Dear Jesus,
What an awesome moment I’m having with you right now. What an awesome realization of the work you’ve done in my life. How you’ve cleared my mind of bad things, evil things, unclean things. Not just curse words, but unclean thoughts. I was just thinking about this man you’ve brought into my life through email. In the past, I would have filled my head with all kinds of fantasies of what might happen, what could happen, socially, physically, psychologically. And at this moment, I find myself totally rooted in the now, totally rooted in reality. No more fantasizing about what could be or what could have been.
I’ve wasted so much of my life dwelling on the past or dreaming about the future, never really living for today. But today, for the first time ever, I feel like I’m living for today – to fulfill your destiny for what you want me to accomplish today. It’s such an unusual feeling. I’ve never actually felt so…in the moment before. It’s like heavy duty weird – awesome.
I feel like I have a brand new calling. I feel like I need to approach each new day asking God “What do you want me to do for you today?” Forget about me. Forget what my plans for my life are. It’s all about God. It’s all about what God wants me to do. Now, I think I’ve always known that, but I’ve just never really approached life with that point of view before. So, starting right now, before I do anything, first I will ask, “Is this something God wants me to do?”
As you can imagine, I will not be doing some of the things I used to do.

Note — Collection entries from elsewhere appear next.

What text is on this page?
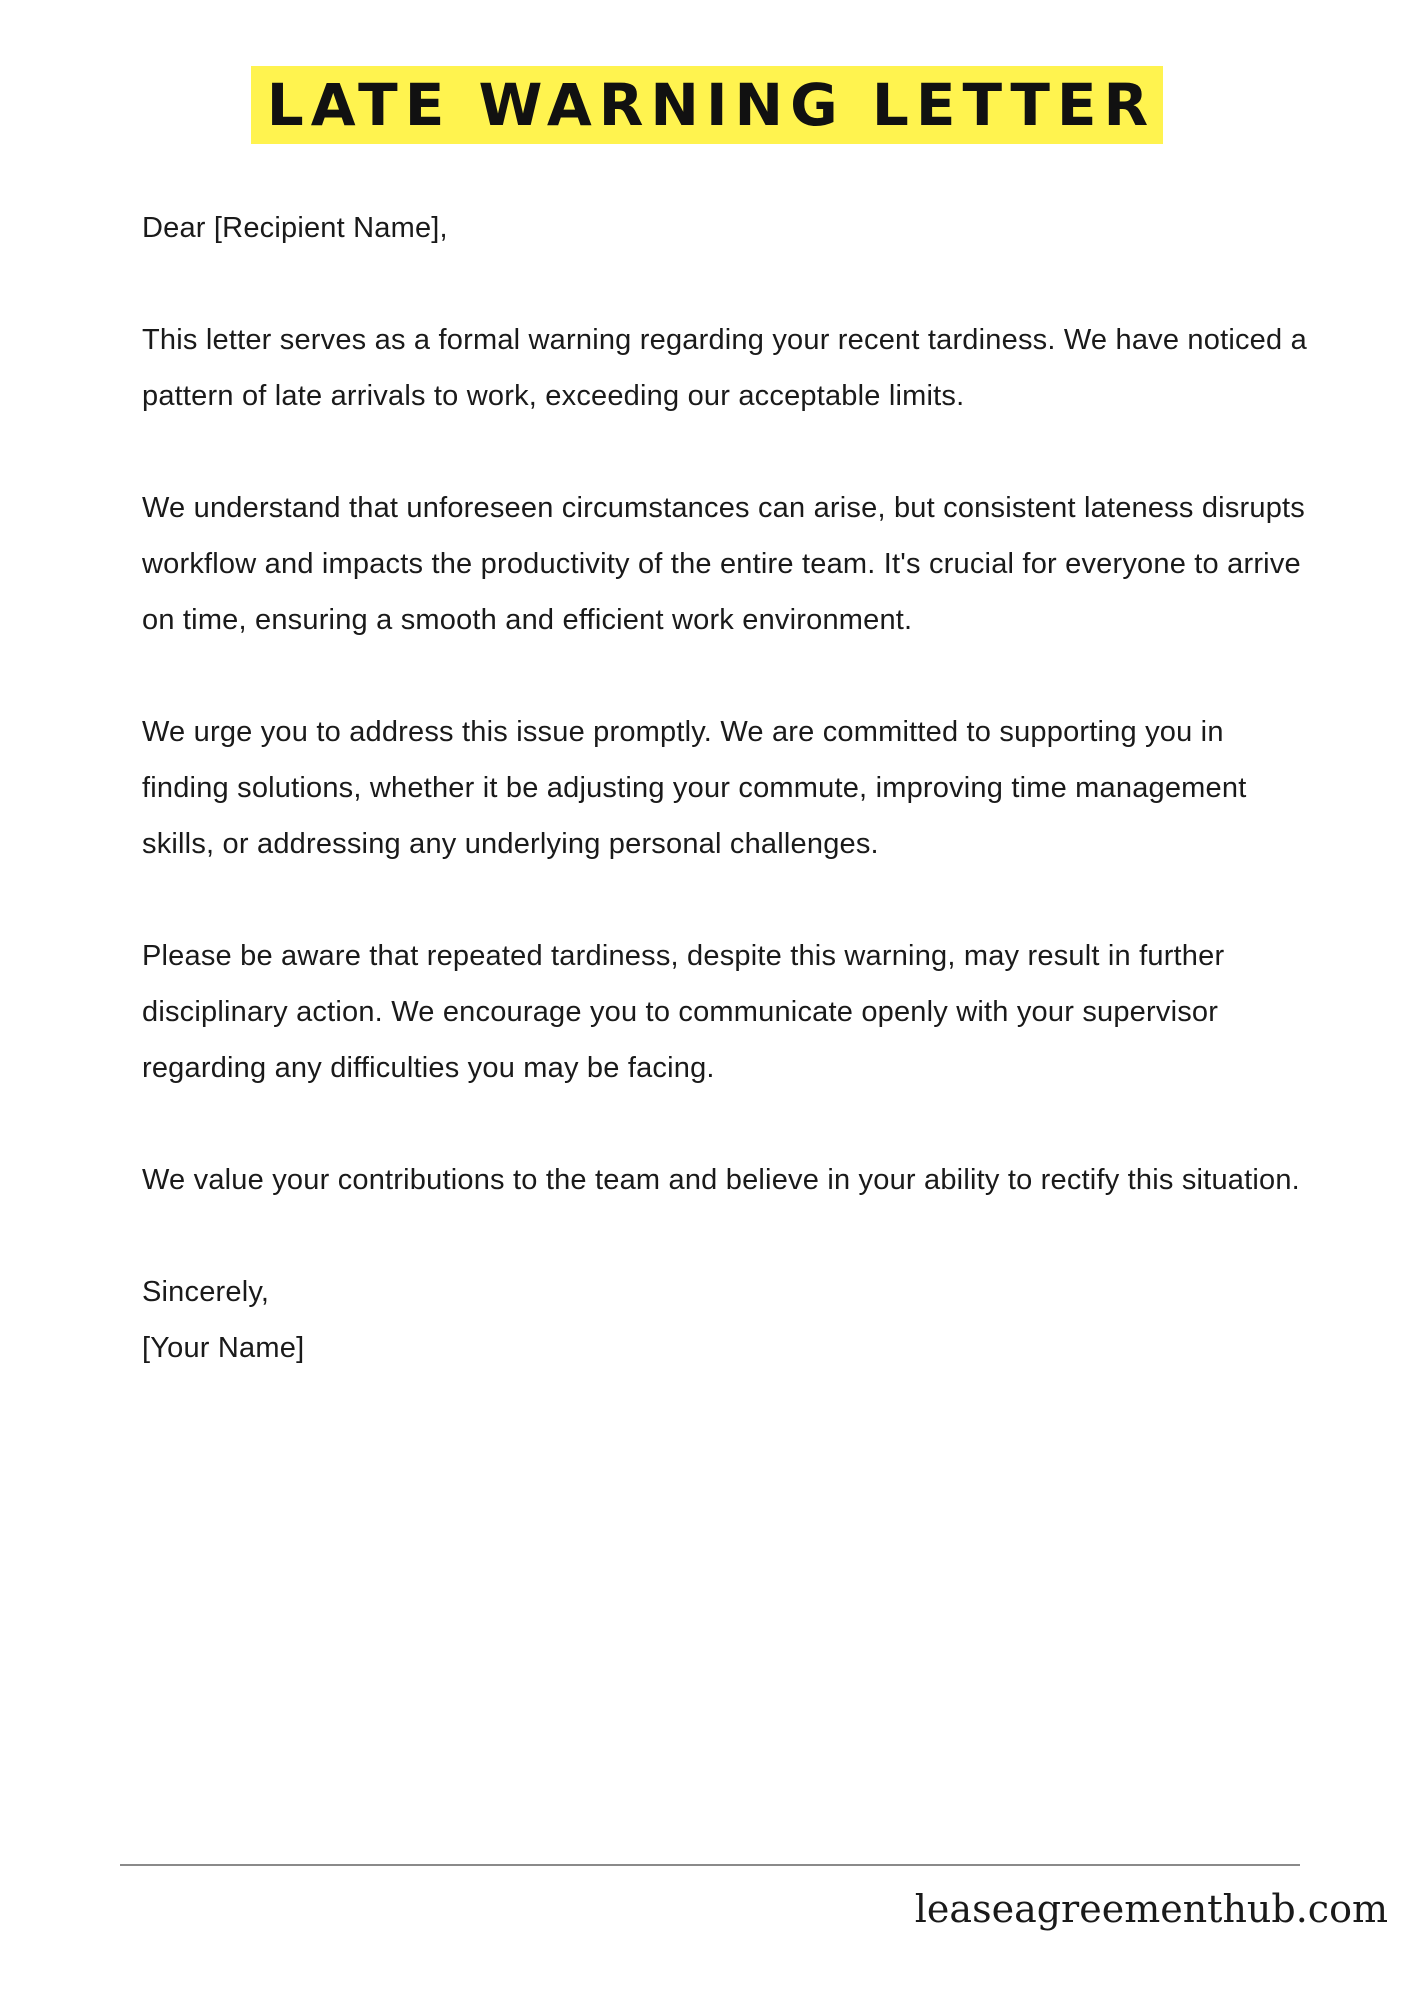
LATE WARNING LETTER

Dear [Recipient Name],

This letter serves as a formal warning regarding your recent tardiness. We have noticed a pattern of late arrivals to work, exceeding our acceptable limits.

We understand that unforeseen circumstances can arise, but consistent lateness disrupts workflow and impacts the productivity of the entire team. It's crucial for everyone to arrive on time, ensuring a smooth and efficient work environment.

We urge you to address this issue promptly. We are committed to supporting you in finding solutions, whether it be adjusting your commute, improving time management skills, or addressing any underlying personal challenges.

Please be aware that repeated tardiness, despite this warning, may result in further disciplinary action. We encourage you to communicate openly with your supervisor regarding any difficulties you may be facing.

We value your contributions to the team and believe in your ability to rectify this situation.

Sincerely,

[Your Name]

leaseagreementhub.com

Amen.
My devotional reading this morning just happened to be I Thessalonians 4:3 – 12 (NIV)
“3It is God’s will that you should be sanctified: that you should avoid sexual immorality; 4that each of you should learn to control his own body in a way that is holy and honorable,5 not in passionate lust like the heathen, who do not know God; 6and that in this matter no one should wrong his brother or take advantage of him. The Lord will punish men for all such sins, as we have already told you and warned you. 7For God did not call us to be impure, but to live a holy life. 8Therefore, he who rejects this instruction does not reject man but God, who gives you his Holy Spirit.
9Now about brotherly love we do not need to write to you, for you yourselves have been taught by God to love each other. 10And in fact, you do love all the brothers throughout Macedonia. Yet we urge you, brothers, to do so more and more.

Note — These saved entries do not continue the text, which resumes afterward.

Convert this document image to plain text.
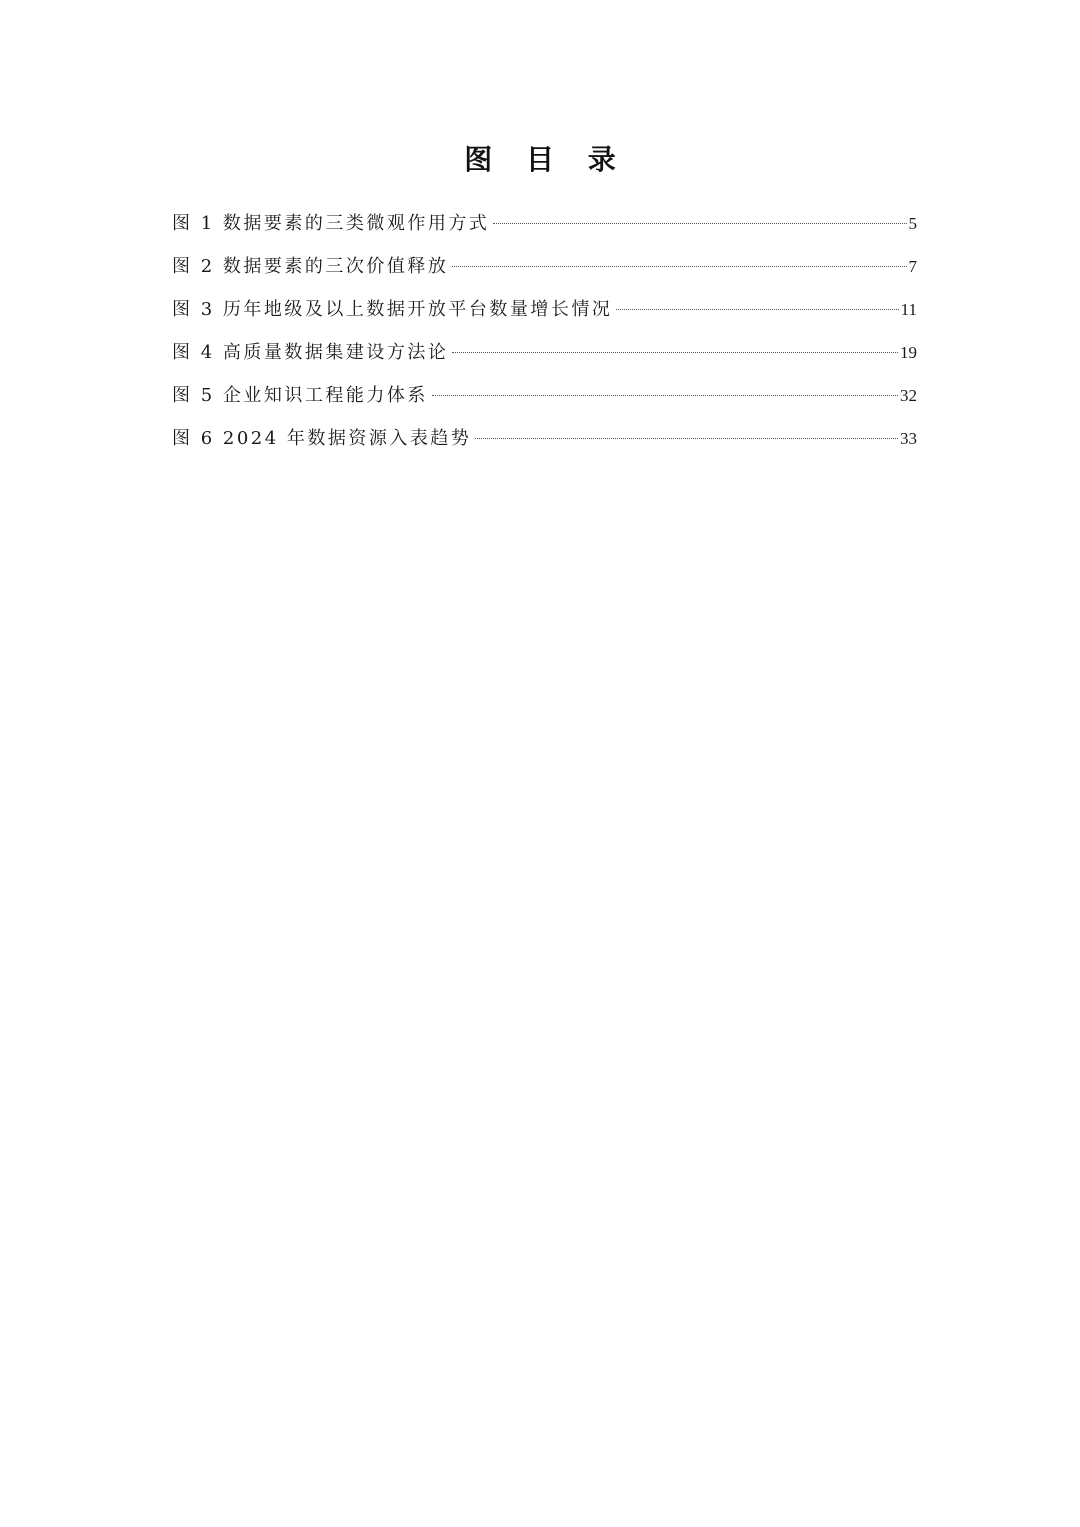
图 目 录
图 1 数据要素的三类微观作用方式	5
图 2 数据要素的三次价值释放	7
图 3 历年地级及以上数据开放平台数量增长情况	11
图 4 高质量数据集建设方法论	19
图 5 企业知识工程能力体系	32
图 6 2024 年数据资源入表趋势	33
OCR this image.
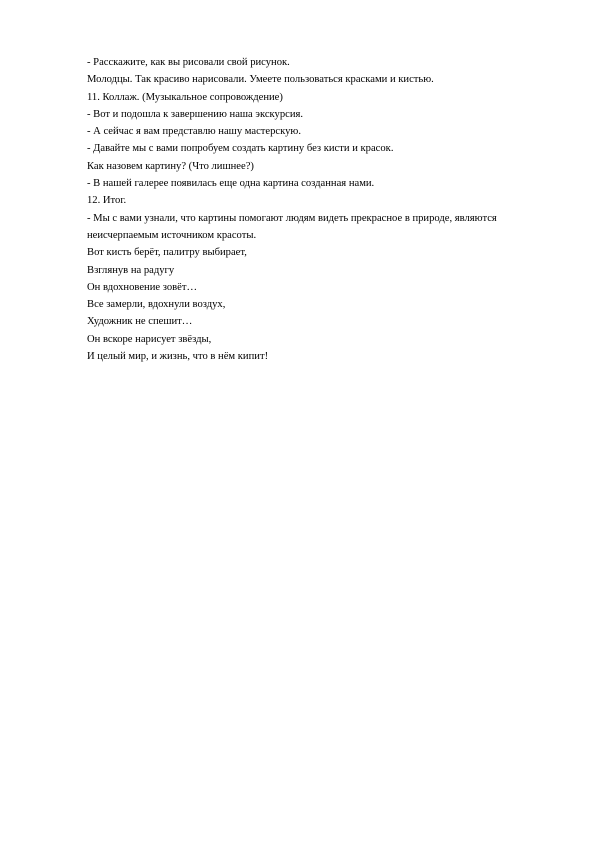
- Расскажите, как вы рисовали свой рисунок.

Молодцы. Так красиво нарисовали. Умеете пользоваться красками и кистью.

11. Коллаж. (Музыкальное сопровождение)

- Вот и подошла к завершению наша экскурсия.

- А сейчас я вам представлю нашу мастерскую.

- Давайте мы с вами попробуем создать картину без кисти и красок.

Как назовем картину? (Что лишнее?)

- В нашей галерее появилась еще одна картина созданная нами.

12. Итог.

- Мы с вами узнали, что картины помогают людям видеть прекрасное в природе, являются

неисчерпаемым источником красоты.

Вот кисть берёт, палитру выбирает,

Взглянув на радугу

Он вдохновение зовёт…

Все замерли, вдохнули воздух,

Художник не спешит…

Он вскоре нарисует звёзды,

И целый мир, и жизнь, что в нём кипит!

11Make it your ambition to lead a quiet life, to mind your own business and to work with your hands, just as we told you, 12so that your daily life may win the respect of outsiders and so that you will not be dependent on anybody.”
And then I read this quote from C.S. Lewis (the bolding is mine):
“I do not think any efforts of my own will can end once and for all this craving for limited liabilities, this fatal reservation. Only God can. I have good faith and hope He will. Of course, I don’t mean I can therefore, as they say, ‘sit back.’ What God does for us, He does in us. The process of doing it will appear to me (and not falsely) to be the daily or hourly repeated exercises of my own will renouncing this attitude, especially each morning, for it grows all over me like a new shell each night. Failures will be forgiven; it is acquiescence that is fatal, the permitted, regularised presence of an area in ourselves which we still claim for our own. We may never, this side of death, drive the invader out of our territory, but we must be in the Resistance, not in the Vichy government. And this, so far as I can yet see, must be begun again every day. Our morning prayer should be that in the Imitation: Da hodie perfecte incipere – grant me to make an unflawed beginning today, for I have done nothing yet.”